En route, on rencontra Grimaud, Athos lui fit signe de suivre; Grimaud, selon son habitude, obéit en silence; le pauvre garçon avait à peu près fini par désapprendre de parler.
On arriva à la buvette du Parpaillot: il était sept heures du matin, le jour commençait à paraître; les trois amis commandèrent à déjeuner, et entrèrent dans une salle où au dire de l’hôte, ils ne devaient pas être dérangés.
Malheureusement l’heure était mal choisie pour un conciliabule; on venait de battre la diane, chacun secouait le sommeil de la nuit, et, pour chasser l’air humide du matin, venait boire la goutte à la buvette: dragons, Suisses, gardes, mousquetaires, chevau-légers se succédaient avec une rapidité qui devait très bien faire les affaires de l’hôte, mais qui remplissait fort mal les vues des quatre amis. Aussi répondaient-ils d’une manière fort maussade aux saluts, aux toasts et aux lazzi de leurs compagnons.
«Allons! dit Athos, nous allons nous faire quelque bonne querelle, et nous n’avons pas besoin de cela en ce moment. D’Artagnan, racontez-nous votre nuit; nous vous raconterons la nôtre après.
— En effet, dit un chevau-léger qui se dandinait en tenant à la main un verre d’eau-de-vie qu’il dégustait lentement; en effet, vous étiez de tranchée cette nuit, messieurs les gardes, et il me semble que vous avez eu maille à partir avec les Rochelois?»
D’Artagnan regarda Athos pour savoir s’il devait répondre à cet intrus qui se mêlait à la conversation.

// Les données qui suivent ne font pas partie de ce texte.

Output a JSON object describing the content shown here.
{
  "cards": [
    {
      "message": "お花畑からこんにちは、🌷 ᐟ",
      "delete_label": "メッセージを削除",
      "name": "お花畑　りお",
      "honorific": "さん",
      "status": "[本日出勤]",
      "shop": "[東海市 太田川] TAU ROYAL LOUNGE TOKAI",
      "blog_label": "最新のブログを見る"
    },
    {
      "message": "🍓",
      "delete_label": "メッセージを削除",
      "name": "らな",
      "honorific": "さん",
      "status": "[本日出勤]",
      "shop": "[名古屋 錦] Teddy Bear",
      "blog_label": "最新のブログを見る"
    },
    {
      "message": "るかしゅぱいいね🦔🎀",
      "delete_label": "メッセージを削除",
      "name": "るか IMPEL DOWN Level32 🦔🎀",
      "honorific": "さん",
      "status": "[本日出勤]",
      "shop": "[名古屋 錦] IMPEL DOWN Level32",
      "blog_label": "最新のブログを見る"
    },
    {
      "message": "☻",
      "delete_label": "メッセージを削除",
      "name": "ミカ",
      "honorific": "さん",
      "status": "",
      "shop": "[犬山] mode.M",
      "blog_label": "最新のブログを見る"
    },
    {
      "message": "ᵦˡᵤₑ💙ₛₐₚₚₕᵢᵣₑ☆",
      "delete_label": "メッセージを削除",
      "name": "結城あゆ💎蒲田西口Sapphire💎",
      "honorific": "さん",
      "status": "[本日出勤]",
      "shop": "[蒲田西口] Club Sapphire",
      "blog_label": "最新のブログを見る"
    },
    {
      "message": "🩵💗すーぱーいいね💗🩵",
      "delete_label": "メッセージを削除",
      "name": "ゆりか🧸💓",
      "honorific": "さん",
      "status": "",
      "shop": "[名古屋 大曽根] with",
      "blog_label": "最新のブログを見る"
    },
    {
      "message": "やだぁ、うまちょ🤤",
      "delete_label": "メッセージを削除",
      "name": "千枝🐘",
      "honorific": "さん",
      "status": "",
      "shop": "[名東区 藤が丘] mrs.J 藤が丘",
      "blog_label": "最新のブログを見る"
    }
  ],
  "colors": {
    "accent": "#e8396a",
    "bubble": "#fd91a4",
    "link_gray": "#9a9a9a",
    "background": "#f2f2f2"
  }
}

«Eh bien, dit Athos, n’entends-tu pas M. de Busigny qui te fait l’honneur de t’adresser la parole? Raconte ce qui s’est passé cette nuit, puisque ces messieurs désirent le savoir.
— N’avre-bous bas bris un pastion? demanda un Suisse qui buvait du rhum dans un verre à bière.
— Oui, monsieur, répondit d’Artagnan en s’inclinant, nous avons eu cet honneur, nous avons même, comme vous avez pu l’entendre, introduit sous un des angles un baril de poudre qui, en éclatant, a fait une fort jolie brèche; sans compter que, comme le bastion n’était pas d’hier, tout le reste de la bâtisse s’en est trouvé fort ébranlé.
— Et quel bastion est-ce? demanda un dragon qui tenait enfilée à son sabre une oie qu’il apportait pour qu’on la fît cuire.